Now, on the prosecution side, I was in Galway once and a young uni student was taking my sister and I around to some pubs. He pointed at a bunch of girls, generally approving of their appearance and seeing if I agreed. Now in my drunken state, I rebuke: “I dunno, they look like a bunch of slags.” I expected this to be met with a hearty chuckle, some light misogyny to break the ice, to move this conversation from polite to uncharted. He gave me a look of confusion and hurt, as if I have just brought up a national tragedy too soon, “Aww nah mate, don’t say that, those are nice girls!”. He was genuinely offended and the mood was soured. You’d think I would never make this mistake again.

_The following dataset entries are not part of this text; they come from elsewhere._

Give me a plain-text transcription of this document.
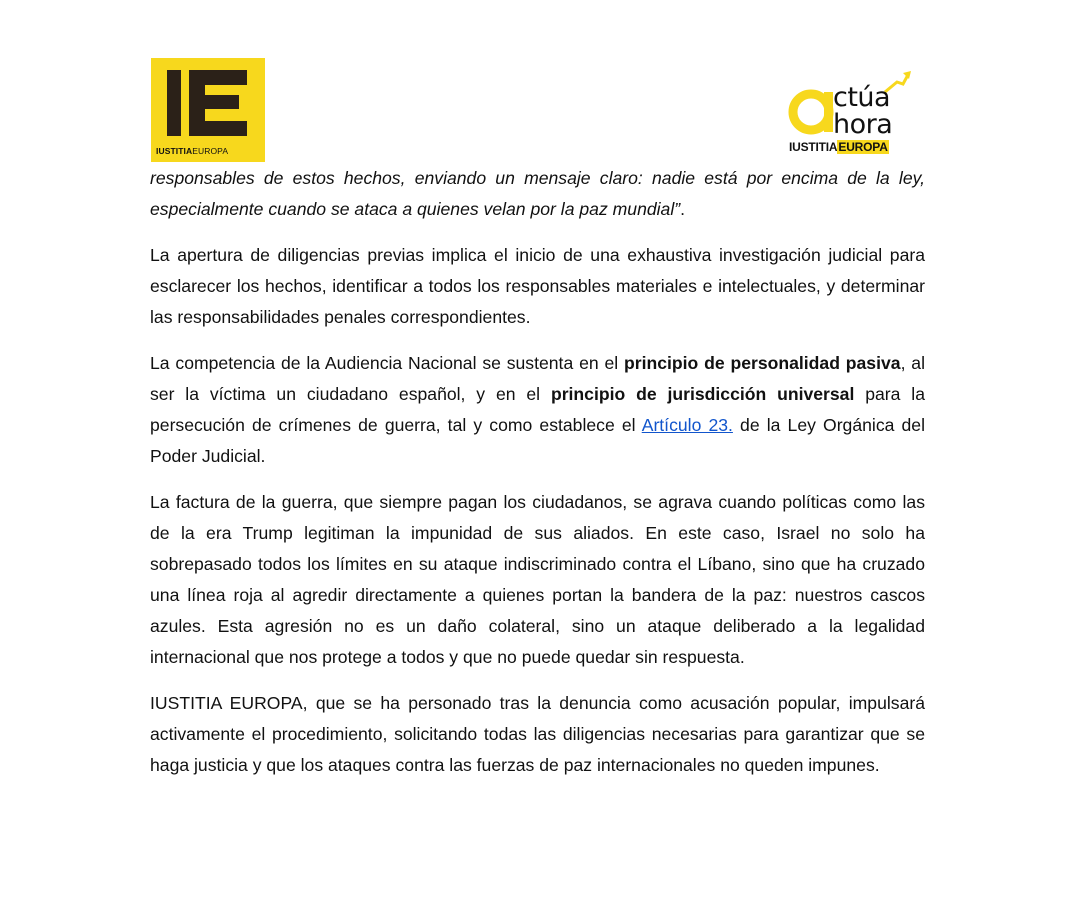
IUSTITIAEUROPA
ctúa
hora
IUSTITIAEUROPA

responsables de estos hechos, enviando un mensaje claro: nadie está por encima de la ley, especialmente cuando se ataca a quienes velan por la paz mundial”.

La apertura de diligencias previas implica el inicio de una exhaustiva investigación judicial para esclarecer los hechos, identificar a todos los responsables materiales e intelectuales, y determinar las responsabilidades penales correspondientes.

La competencia de la Audiencia Nacional se sustenta en el principio de personalidad pasiva, al ser la víctima un ciudadano español, y en el principio de jurisdicción universal para la persecución de crímenes de guerra, tal y como establece el Artículo 23. de la Ley Orgánica del Poder Judicial.

La factura de la guerra, que siempre pagan los ciudadanos, se agrava cuando políticas como las de la era Trump legitiman la impunidad de sus aliados. En este caso, Israel no solo ha sobrepasado todos los límites en su ataque indiscriminado contra el Líbano, sino que ha cruzado una línea roja al agredir directamente a quienes portan la bandera de la paz: nuestros cascos azules. Esta agresión no es un daño colateral, sino un ataque deliberado a la legalidad internacional que nos protege a todos y que no puede quedar sin respuesta.

IUSTITIA EUROPA, que se ha personado tras la denuncia como acusación popular, impulsará activamente el procedimiento, solicitando todas las diligencias necesarias para garantizar que se haga justicia y que los ataques contra las fuerzas de paz internacionales no queden impunes.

“What the fuck did you just say to me?”
“No, I was-“
“What the fuck did you just say to me?”
“I’m sorry it was”
“Jonathan, get the fuck out of my face.”
“Listen, I didn’t know”
“Jonathan, you need to get the fuck out of here right now before I slap you.”
“Get the fuck out of here!”
Okay! And I walk stunned back to my table, and slowly get my seat. I try and sit there and grin and pretend like I have women yelling at me at bars all the time, but honestly was taken aback at how I had just gotten things so wrong with…whatever her name is. I explain my side of events and since no one else really knows or cares what a slag may be, they feign a slight disapproval and chalk it up to my lifetime habit of “always steppin’ in it”.
A few hours have passed and the adrenaline of the fistfight my body was preparing for has worn off (more on that later). I step up to get another drink and m’lady’s two Irish friends are calling me over. Finally, cooler heads prevail, time to start the PR campaign and perhaps I’ll end up snogging her yet (that means oral right?). I enter the conversation with the grace of a beloved politician, genuinely appreciative of the chance to set myself on the right side of history. I was midway through touting my appreciation of ALL women, when the wee lass interjected: “Are you GAY?”
A quick drunken scan of the last 30 seconds didn’t ring any bells of overt homosexual trappings, so I proceeded under the notion that she assumes there must be a catch since I’m disarming them so effectively with my discreet charm. “No, unfortunately, I-“, the other taig piles on, “Yeah, are you GAY?!”, said so excitedly it might be the first time she’s ever said the word. Something in my newly acquired gay-dar was sensing something more sinister was afoot, and my gay-dar was right: I caught the original British tart pointing me out to a bouncer, yelling and screaming something inaudible.
“You can’t talk to women like that in my place, dude”, the bouncer now perched on my shoulder. “Big misunderstanding.” I said firmly and promptly. He nodded and moved on. Some other things were explained but I could tell the words weren’t traveling successfully the half-foot from my mouth to his ear. I gave the gaggle of birds one last look-over while they’re yelling at each other as to what their next move should be. I sat down with my table, anxiously waiting for a bucket of Nickelodeon slime to be poured over my head while the bar rejoices, when the bucket should be poured over the head of my friend, since technically he is the one who called her a slug or whatever they say.
But my bucket never came. Upon retrieving my coat I saw the bouncer on the way out. I leaned in, “Just so you know, I would never do that in your place.” He jumped up “Man, that bitch was crazy! She said she wanted to throw a drink in your face. I told her, I don’t know how it works in England, but that is assault, and if you do that, he can slap you!” My face dropped upon the sudden but casual mention of domestic violence, but I tipped my hat, and smiled as I walked away, just glad I’m allowed back to The Patriot to make the same American mistake again. What a country.